Ip can’t see the folly of his question mainly because it’s not apparent to him how overwhelmingly obtuse are the economic models he thinks wise. Implicit in Ip’s view of the world is that the U.S. is an impregnable economic fortress lacking access to the world’s labor and capacity. This leads him and the Fed economists he so venerates to believe that falling U.S. unemployment and rising U.S. capacity utilization could lead to shortages. No, they couldn’t. American economic activity is very much a consequence of global labor and capacity.
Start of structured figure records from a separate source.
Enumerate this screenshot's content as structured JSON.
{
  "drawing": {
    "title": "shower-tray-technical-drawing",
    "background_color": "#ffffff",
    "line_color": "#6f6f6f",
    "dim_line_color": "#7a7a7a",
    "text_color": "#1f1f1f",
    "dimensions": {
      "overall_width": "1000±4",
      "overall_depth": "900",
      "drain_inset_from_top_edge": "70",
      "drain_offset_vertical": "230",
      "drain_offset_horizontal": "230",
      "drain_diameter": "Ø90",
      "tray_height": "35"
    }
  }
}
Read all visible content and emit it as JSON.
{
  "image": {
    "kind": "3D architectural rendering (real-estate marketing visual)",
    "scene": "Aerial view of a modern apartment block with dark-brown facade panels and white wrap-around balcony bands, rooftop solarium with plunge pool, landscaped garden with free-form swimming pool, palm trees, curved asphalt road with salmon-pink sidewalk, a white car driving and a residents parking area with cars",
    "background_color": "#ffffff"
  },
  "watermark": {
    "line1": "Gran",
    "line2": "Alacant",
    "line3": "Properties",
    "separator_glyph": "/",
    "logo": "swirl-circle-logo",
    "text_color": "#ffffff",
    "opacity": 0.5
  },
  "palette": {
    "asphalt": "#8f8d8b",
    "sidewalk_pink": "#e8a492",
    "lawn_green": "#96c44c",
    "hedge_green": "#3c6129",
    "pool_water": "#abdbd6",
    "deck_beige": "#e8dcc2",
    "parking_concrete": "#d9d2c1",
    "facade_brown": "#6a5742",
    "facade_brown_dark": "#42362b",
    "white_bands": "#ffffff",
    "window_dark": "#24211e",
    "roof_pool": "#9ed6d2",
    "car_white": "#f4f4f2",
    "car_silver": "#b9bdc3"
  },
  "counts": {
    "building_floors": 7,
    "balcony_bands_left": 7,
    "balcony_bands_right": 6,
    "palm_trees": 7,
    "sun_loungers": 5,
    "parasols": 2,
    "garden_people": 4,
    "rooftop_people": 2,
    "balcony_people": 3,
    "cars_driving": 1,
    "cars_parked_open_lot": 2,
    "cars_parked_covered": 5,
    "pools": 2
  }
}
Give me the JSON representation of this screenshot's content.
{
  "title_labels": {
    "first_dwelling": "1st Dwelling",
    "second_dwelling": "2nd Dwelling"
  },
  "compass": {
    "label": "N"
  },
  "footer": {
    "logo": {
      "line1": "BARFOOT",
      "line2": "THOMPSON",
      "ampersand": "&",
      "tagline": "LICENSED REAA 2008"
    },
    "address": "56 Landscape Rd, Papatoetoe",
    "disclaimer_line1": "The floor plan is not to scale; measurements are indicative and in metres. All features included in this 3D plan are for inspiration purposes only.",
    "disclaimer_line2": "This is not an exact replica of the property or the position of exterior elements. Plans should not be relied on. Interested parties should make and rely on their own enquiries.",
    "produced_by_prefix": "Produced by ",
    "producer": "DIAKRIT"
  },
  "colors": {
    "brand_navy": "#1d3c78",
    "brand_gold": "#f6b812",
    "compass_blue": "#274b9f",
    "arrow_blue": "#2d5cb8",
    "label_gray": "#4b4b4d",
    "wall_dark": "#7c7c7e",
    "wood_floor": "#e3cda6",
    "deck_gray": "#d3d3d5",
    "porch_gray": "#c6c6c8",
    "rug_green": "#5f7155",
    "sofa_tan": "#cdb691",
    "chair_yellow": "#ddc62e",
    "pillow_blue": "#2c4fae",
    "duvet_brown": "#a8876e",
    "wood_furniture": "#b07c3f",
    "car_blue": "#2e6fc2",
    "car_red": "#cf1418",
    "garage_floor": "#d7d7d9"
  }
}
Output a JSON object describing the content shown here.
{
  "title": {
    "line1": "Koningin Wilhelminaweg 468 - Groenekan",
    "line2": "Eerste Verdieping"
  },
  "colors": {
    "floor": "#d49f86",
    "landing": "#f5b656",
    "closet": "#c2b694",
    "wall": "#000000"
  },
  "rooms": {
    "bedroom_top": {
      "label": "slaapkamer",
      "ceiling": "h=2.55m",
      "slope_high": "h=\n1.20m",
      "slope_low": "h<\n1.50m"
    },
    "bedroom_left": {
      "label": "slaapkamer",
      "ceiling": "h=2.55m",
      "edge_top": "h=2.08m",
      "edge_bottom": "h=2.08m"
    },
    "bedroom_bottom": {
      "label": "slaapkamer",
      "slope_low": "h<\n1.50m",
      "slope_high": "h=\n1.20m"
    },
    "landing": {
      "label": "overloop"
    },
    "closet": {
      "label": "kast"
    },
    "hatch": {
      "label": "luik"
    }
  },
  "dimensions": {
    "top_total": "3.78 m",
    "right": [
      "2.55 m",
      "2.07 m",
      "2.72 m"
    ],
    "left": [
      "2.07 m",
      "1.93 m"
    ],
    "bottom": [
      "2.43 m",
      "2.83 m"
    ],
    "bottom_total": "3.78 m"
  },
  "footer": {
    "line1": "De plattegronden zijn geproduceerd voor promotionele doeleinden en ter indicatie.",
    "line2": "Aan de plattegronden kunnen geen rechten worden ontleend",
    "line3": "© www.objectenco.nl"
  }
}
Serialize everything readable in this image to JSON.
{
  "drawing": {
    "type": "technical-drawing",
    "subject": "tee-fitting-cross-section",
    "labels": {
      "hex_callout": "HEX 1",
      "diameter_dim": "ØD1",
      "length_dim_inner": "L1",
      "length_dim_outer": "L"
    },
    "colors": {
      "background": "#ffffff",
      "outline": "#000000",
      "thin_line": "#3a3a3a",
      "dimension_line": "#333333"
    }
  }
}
Yet even if it weren’t, Ip misses the basic truth that consumption isn’t what powers growth. In truth, consumption is merely an effect of growth. We all have endless desires, but Americans consume exponentially more than do the citizens of Peru precisely because they produce exponentially more. That’s why demand can’t outstrip supply as Ip so naively believes. Production of goods and services precedes demand for same. But that’s a digression. For now, it’s worth stating the obvious: Americans are able to produce a great deal more than Peruvians thanks to the investment that is the real driver of economic growth. And investment boosts individual productivity precisely because it relentlessly reduces the need for human “hands” in all manner of work endeavors.
It’s all a reminder that even if the U.S. economy were as Ip’s economic models imagine it to be, as in an impregnable island of labor and capacity, zero unemployment and 100% capacity utilization still wouldn’t be a source of inflation. Neither would simply because investment-driven economic growth, meaning the only kind of “growth,” fosters even more in the way of investment that methodically replaces the need for “hands,” all the while expanding capacity for production.
Ip comically believes that prosperity drives up prices, and one wonders where he’s been. Away from what the Journal scribe imagines to be true, the price of most everything continues to drop. UHD flat screens that used to fetch $25,000 and more go for a few hundred, laser printers that used to retail for over $17,000 sell for even less. Considering the supercomputer sitting in Ip’s pocket, and that he doubtless utilizes in wildly productive fashion, the technology within it would have cost millions not too long ago, had it been available.
So no, economic growth doesn’t cause labor or capacity driven inflation, nor does it drive up prices. More realistically, prosperity is the greatest driver of falling prices that the world has ever known. And nothing comes else comes close.
Ip laughably asserts about economists and central bankers that, “[W]hen their predictions are wrong they ask why.” Except that they don’t. And they haven’t. The Phillips Curve has never made sense, it’s forever been all too easy to disprove, yet the Fed’s models continue to embrace what’s absurd as though it’s backed by reason. So do Ip’s columns.
So while the belief that prosperity has a downside is blindingly simple to eviscerate, the bigger problem is that Ip, along with those whom he deems unfit for the Fed, labor under a shared belief that the most dynamic economy in the world requires the steady hand of the FOMC to remain dynamic. They believe that the Fed can increase and shrink credit. That’s not serious. If it were, Haiti could solve its problems by opening a central bank. So could East St. Louis. Fed and causation have forever been reversed. Get it?
In closing, it’s not just the Phillips Curve that begs for ridicule. So does the very notion of the Fed’s importance; something the Fed’s critics and supporters both accept as true, but that is so easy to discredit.